2- O que tornaria um saber científico?

Após o rechace desses vetos à possibilidade da psicologia ser uma ciência, fica a

pergunta: na concepção de AGR, o que tornaria um saber uma ciência autônoma? Segundo

Garcia Roza (1977), de maneira muito breve devido a sua pretensão de não fazer

epistemologia, embasado em Gaston Bachelard e Althusser, fazer ciência seria produzir um

objeto irredutível a saberes empíricos ou a conceitos de outras disciplinas. Para AGR,

questionando o modelo de ciência positivista, ciência alguma tem ou teria por objeto a

realidade empírica.
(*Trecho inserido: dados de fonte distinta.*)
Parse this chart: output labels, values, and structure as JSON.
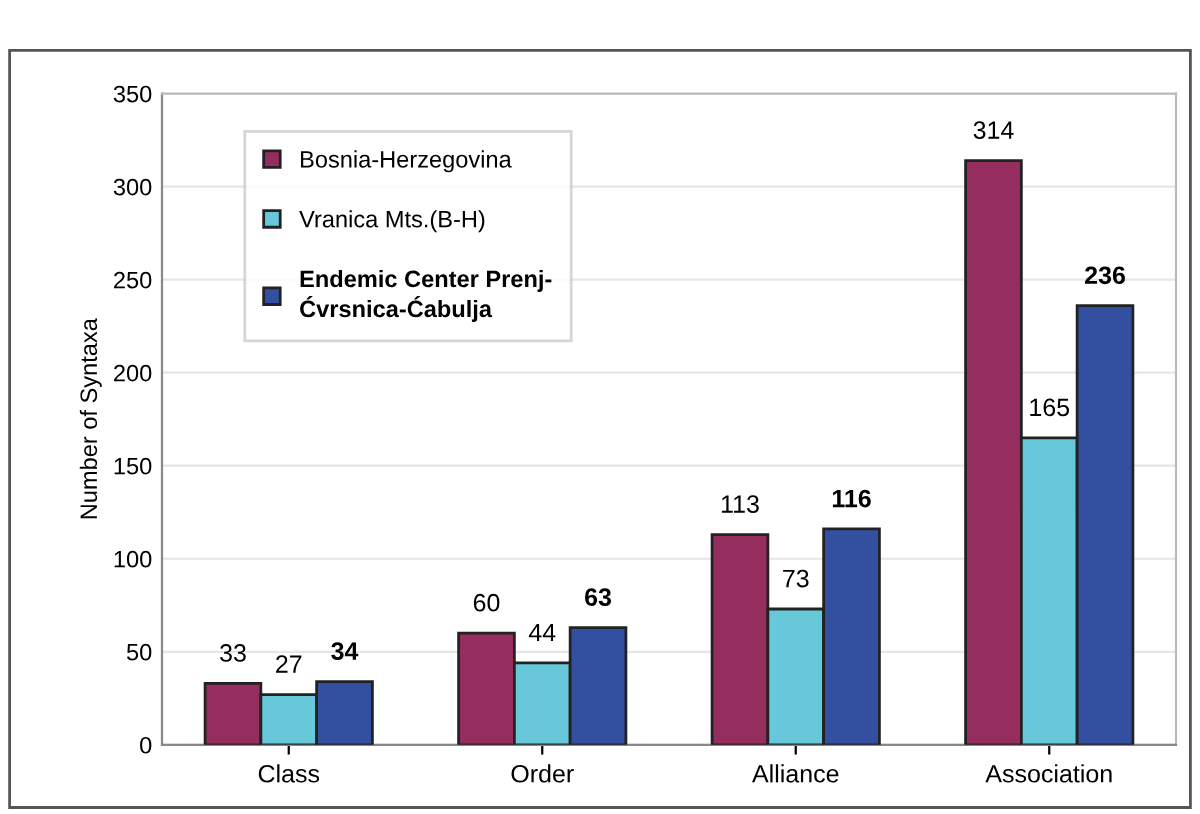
{
  "chart_data": {
    "type": "bar",
    "ylabel": "Number of Syntaxa",
    "categories": [
      "Class",
      "Order",
      "Alliance",
      "Association"
    ],
    "series": [
      {
        "name": "Bosnia-Herzegovina",
        "color": "#952e5e",
        "values": [
          33,
          60,
          113,
          314
        ]
      },
      {
        "name": "Vranica Mts.(B-H)",
        "color": "#66c8d8",
        "values": [
          27,
          44,
          73,
          165
        ]
      },
      {
        "name": "Endemic Center Prenj-\nĆvrsnica-Ćabulja",
        "color": "#3350a0",
        "values": [
          34,
          63,
          116,
          236
        ]
      }
    ],
    "ylim": [
      0,
      350
    ],
    "yticks": [
      0,
      50,
      100,
      150,
      200,
      250,
      300,
      350
    ],
    "grid": "y",
    "legend": "top left",
    "data_labels": true
  }
}
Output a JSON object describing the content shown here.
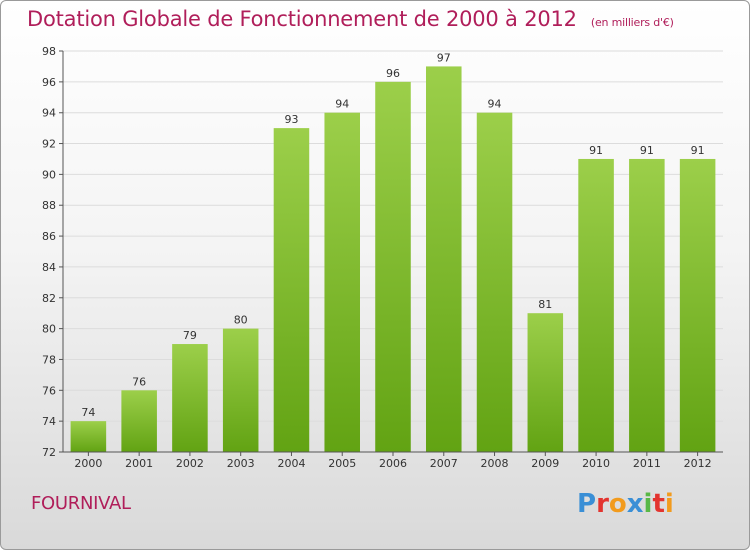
{
  "header": {
    "title": "Dotation Globale de Fonctionnement de 2000 à 2012",
    "unit": "(en milliers d'€)"
  },
  "footer": {
    "commune": "FOURNIVAL",
    "logo_letters": [
      "P",
      "r",
      "o",
      "x",
      "i",
      "t",
      "i"
    ],
    "logo_colors": [
      "#3a8fd6",
      "#e3342f",
      "#f29b1d",
      "#3a8fd6",
      "#59b847",
      "#e3342f",
      "#f29b1d"
    ]
  },
  "chart_data": {
    "type": "bar",
    "categories": [
      "2000",
      "2001",
      "2002",
      "2003",
      "2004",
      "2005",
      "2006",
      "2007",
      "2008",
      "2009",
      "2010",
      "2011",
      "2012"
    ],
    "values": [
      74,
      76,
      79,
      80,
      93,
      94,
      96,
      97,
      94,
      81,
      91,
      91,
      91
    ],
    "ylim": [
      72,
      98
    ],
    "yticks": [
      72,
      74,
      76,
      78,
      80,
      82,
      84,
      86,
      88,
      90,
      92,
      94,
      96,
      98
    ],
    "grid": true,
    "bar_color_top": "#9ccf4a",
    "bar_color_bottom": "#62a313"
  }
}
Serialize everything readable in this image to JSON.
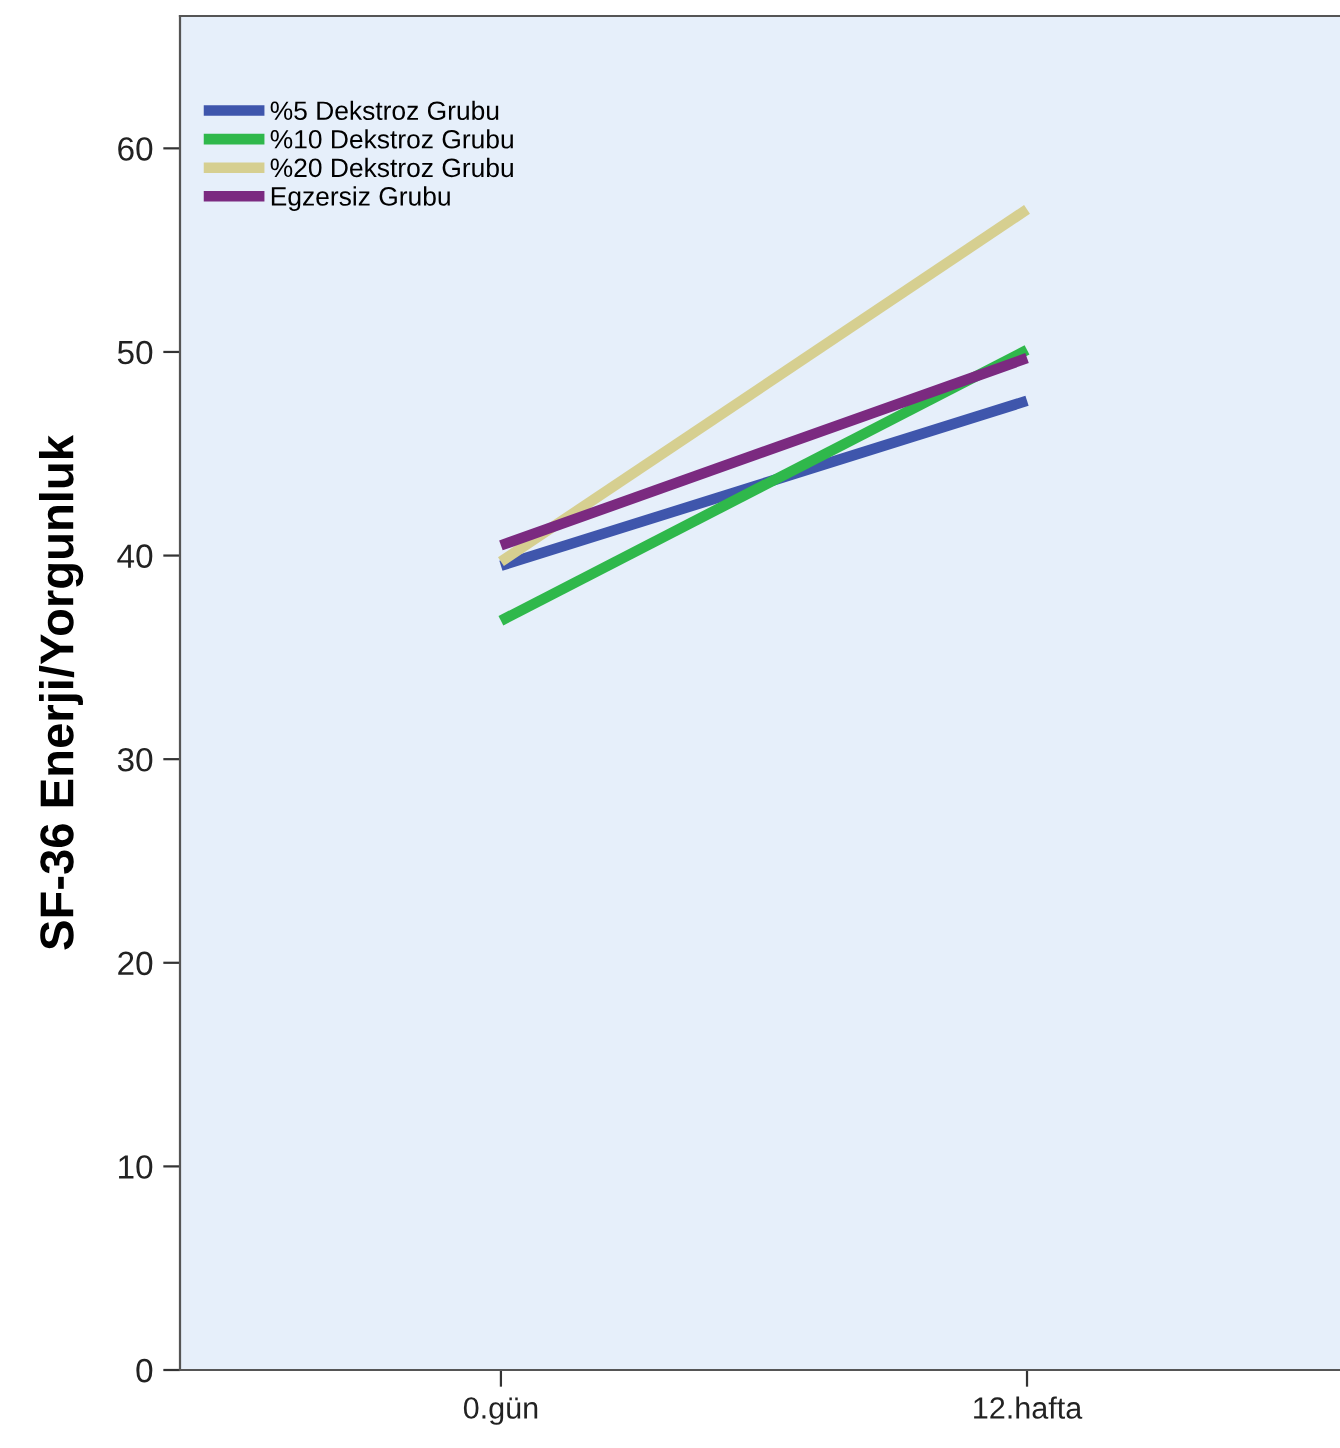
{
  "chart_data": {
    "type": "line",
    "ylabel": "SF-36 Enerji/Yorgunluk",
    "categories": [
      "0.gün",
      "12.hafta"
    ],
    "series": [
      {
        "name": "%5 Dekstroz Grubu",
        "color": "#3f56ac",
        "values": [
          39.5,
          47.6
        ]
      },
      {
        "name": "%10 Dekstroz Grubu",
        "color": "#2fb84b",
        "values": [
          36.8,
          50.1
        ]
      },
      {
        "name": "%20 Dekstroz Grubu",
        "color": "#d6cf90",
        "values": [
          39.7,
          57.0
        ]
      },
      {
        "name": "Egzersiz Grubu",
        "color": "#7b2a80",
        "values": [
          40.5,
          49.7
        ]
      }
    ],
    "ylim": [
      0,
      66.5
    ],
    "yticks": [
      0,
      10,
      20,
      30,
      40,
      50,
      60
    ],
    "grid": false,
    "legend": "top left",
    "marker": "none",
    "line_style": "solid"
  }
}
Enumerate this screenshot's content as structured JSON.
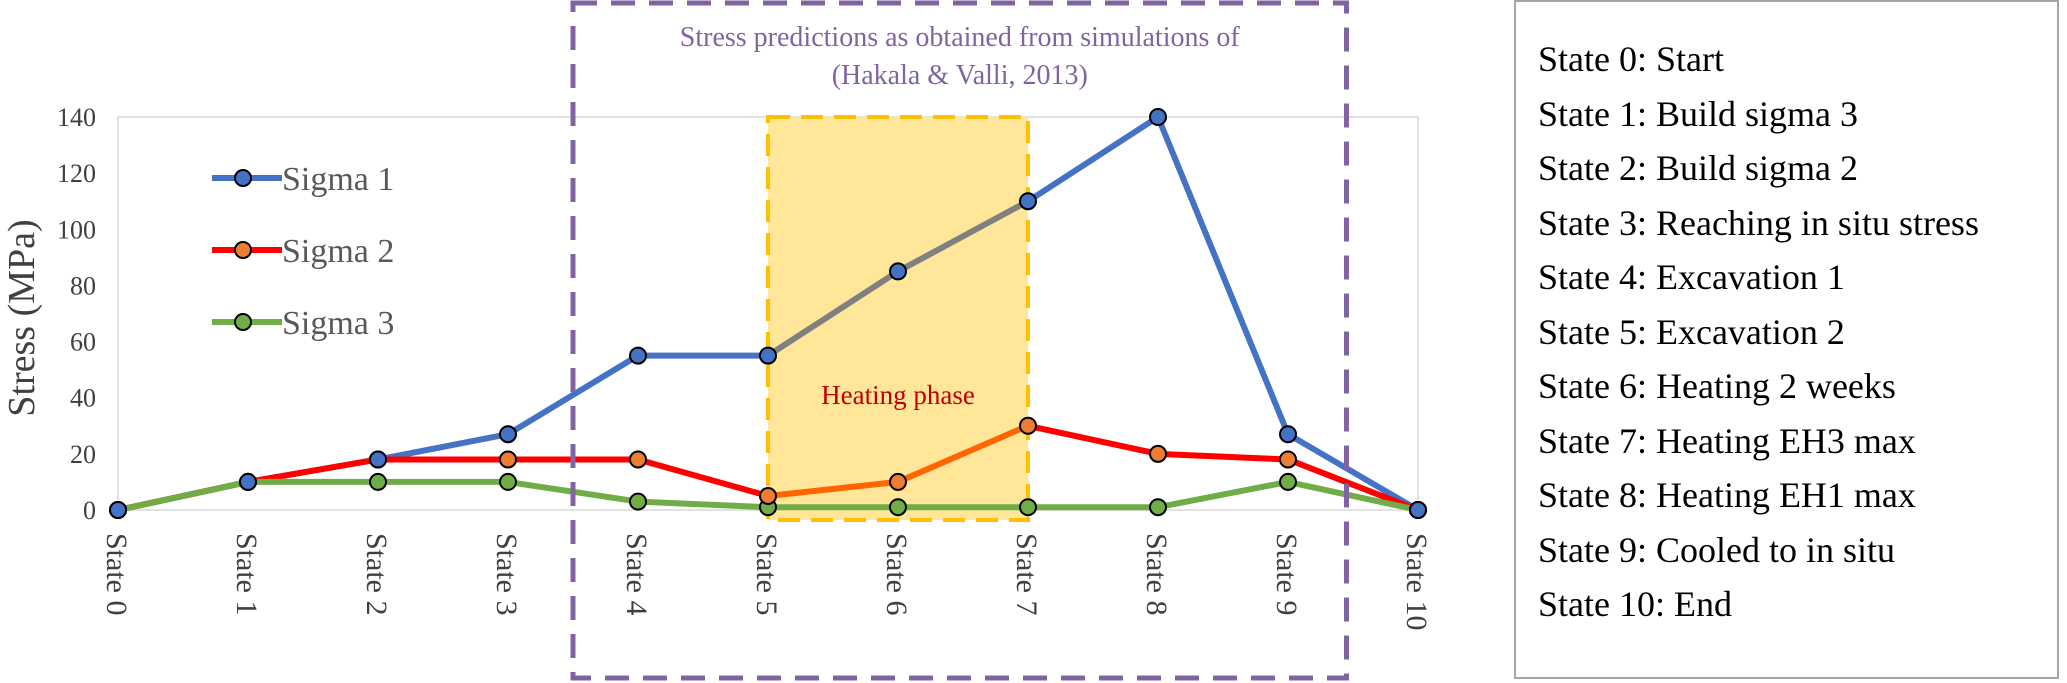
{
  "chart_data": {
    "type": "line",
    "categories": [
      "State 0",
      "State 1",
      "State 2",
      "State 3",
      "State 4",
      "State 5",
      "State 6",
      "State 7",
      "State 8",
      "State 9",
      "State 10"
    ],
    "ylabel": "Stress (MPa)",
    "ylim": [
      0,
      140
    ],
    "yticks": [
      0,
      20,
      40,
      60,
      80,
      100,
      120,
      140
    ],
    "legend": "top-left inside plot",
    "series": [
      {
        "name": "Sigma 1",
        "color": "#4472c4",
        "marker": "#4472c4",
        "values": [
          0,
          10,
          18,
          27,
          55,
          55,
          85,
          110,
          140,
          27,
          0
        ]
      },
      {
        "name": "Sigma 2",
        "color": "#ff0000",
        "marker": "#ed7d31",
        "values": [
          0,
          10,
          18,
          18,
          18,
          5,
          10,
          30,
          20,
          18,
          0
        ]
      },
      {
        "name": "Sigma 3",
        "color": "#70ad47",
        "marker": "#70ad47",
        "values": [
          0,
          10,
          10,
          10,
          3,
          1,
          1,
          1,
          1,
          10,
          0
        ]
      }
    ],
    "heating_segment_colors": {
      "sigma1": "#808080",
      "sigma2": "#ff6600",
      "sigma3": "#70ad47"
    },
    "simulation_box": {
      "label_line1": "Stress predictions as obtained from simulations of",
      "label_line2": "(Hakala & Valli, 2013)",
      "color": "#8064a2",
      "from_state": 3.5,
      "to_state": 9.45
    },
    "heating_box": {
      "label": "Heating phase",
      "fill": "#ffe699",
      "border": "#ffc000",
      "label_color": "#c00000",
      "from_state": 5,
      "to_state": 7
    }
  },
  "state_legend": [
    "State 0: Start",
    "State 1: Build sigma 3",
    "State 2: Build sigma 2",
    "State 3: Reaching in situ stress",
    "State 4: Excavation 1",
    "State 5: Excavation 2",
    "State 6: Heating 2 weeks",
    "State 7: Heating EH3 max",
    "State 8: Heating EH1 max",
    "State 9: Cooled to in situ",
    "State 10: End"
  ]
}
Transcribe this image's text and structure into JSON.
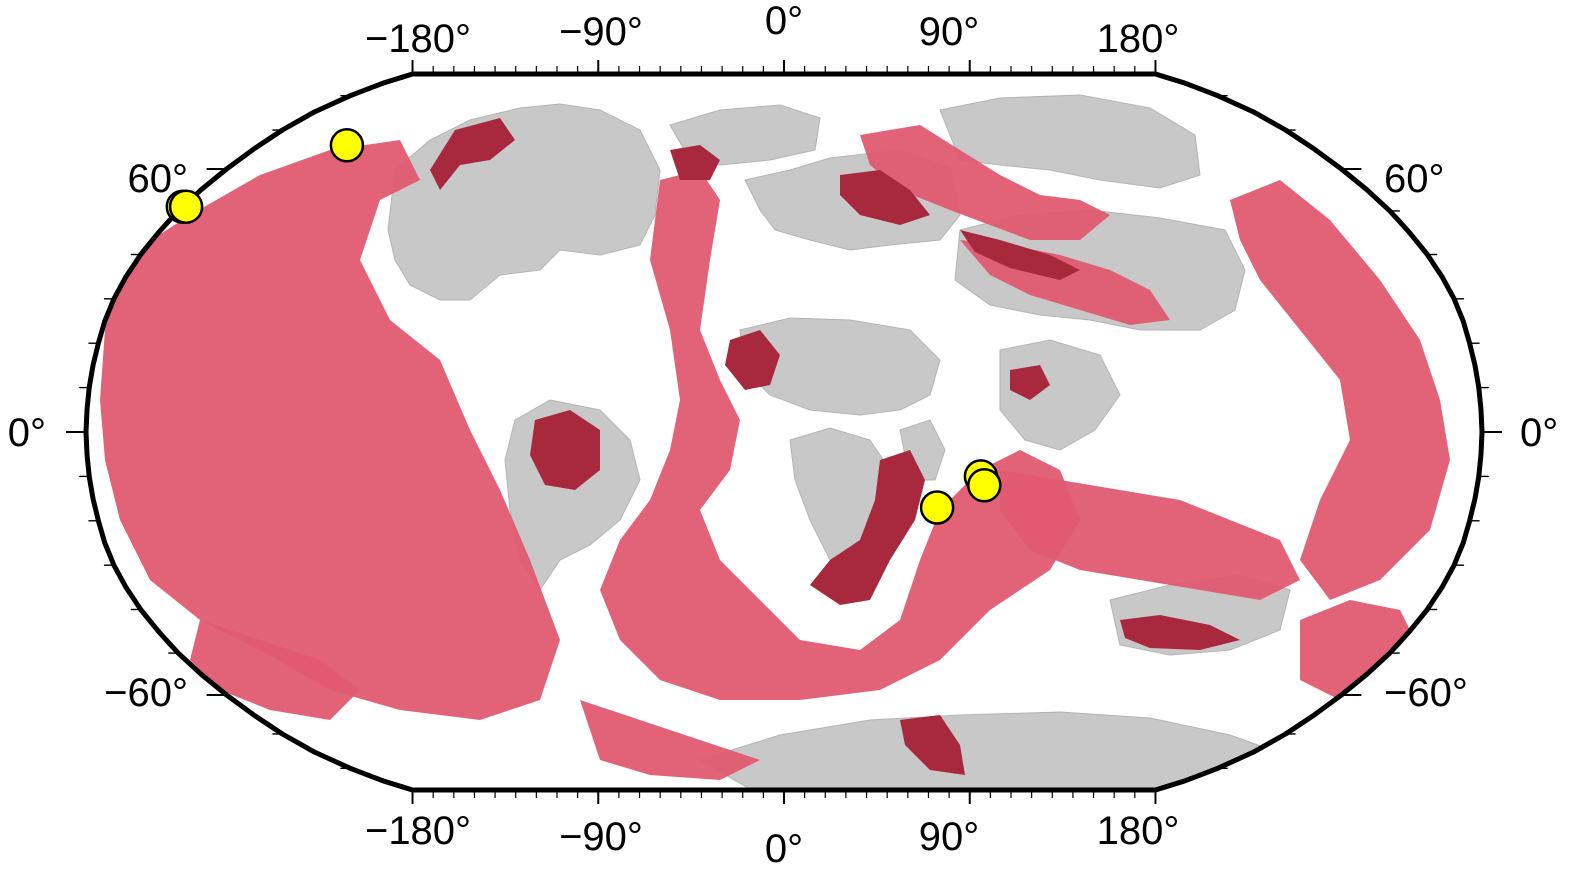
{
  "map": {
    "projection": "Robinson",
    "colors": {
      "background": "#ffffff",
      "continent": "#c8c8c8",
      "continent_line": "#b4b4b4",
      "region_light": "#e05a70",
      "region_dark": "#a8283e",
      "marker_fill": "#ffff00",
      "marker_stroke": "#000000",
      "frame": "#000000"
    },
    "longitude_labels": [
      {
        "lon": -180,
        "text": "−180°"
      },
      {
        "lon": -90,
        "text": "−90°"
      },
      {
        "lon": 0,
        "text": "0°"
      },
      {
        "lon": 90,
        "text": "90°"
      },
      {
        "lon": 180,
        "text": "180°"
      }
    ],
    "latitude_labels": [
      {
        "lat": 60,
        "text": "60°"
      },
      {
        "lat": 0,
        "text": "0°"
      },
      {
        "lat": -60,
        "text": "−60°"
      }
    ],
    "markers": [
      {
        "lon": -150,
        "lat": 66
      },
      {
        "lon": -180,
        "lat": 51
      },
      {
        "lon": -179,
        "lat": 51
      },
      {
        "lon": 51,
        "lat": -10
      },
      {
        "lon": 52,
        "lat": -12
      },
      {
        "lon": 40,
        "lat": -17
      }
    ]
  }
}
O objeto das ciências seria os conceitos que estas produzem ou venham

produzir e nunca as generalizações obtidas a partir da observação de dados empíricos. Assim,

após eliminar a noção do empirismo positivista de que os conceitos científicos seriam obtidos

através de processos de generalização a partir do mundo empírico, AGR questiona a

complexidade do objeto da psicologia como um obstáculo à sua cientificidade:

Assim sendo, não é a complexidade de que se reveste o comportamento do homem

empírico, individual, que é obstáculo à ciência, posto que este indivíduo jamais

será objeto de ciência nenhuma. A ciência pode ter por objetivo o homem, já que

ela vem explicar a realidade concreta, mas o seu objeto serão os conceitos e as

teorias que ela produzir. Voltando ao exemplo da física: não é a pedra, o fogo ou a

árvore individuais e concretos que fazem dela uma ciência, mas os conceitos de

gravitação, energia, campo de forças, etc., que constituem seu objeto teórico.

(Garcia-Rosa, 1977, p.21)

Seria exatamente essa falta de produção conceitual inovadora, segundo AGR, que

impossibilitaria a psicologia a tornar-se uma ciência com “C” maiúsculo. É isso que faltaria

quando os psicólogos tentam “reduzir os conceitos e os princípios psicológicos a conceitos e

princípios fisiológicos ou quando julga ser suficiente introduzir um formalismo matemático

nas noções empíricas: colhê-las a partir da observação”. (Garcia-Rosa, 1977, p.22)

69

3 – Por que a psicologia não poderia ser uma ciência para AGR?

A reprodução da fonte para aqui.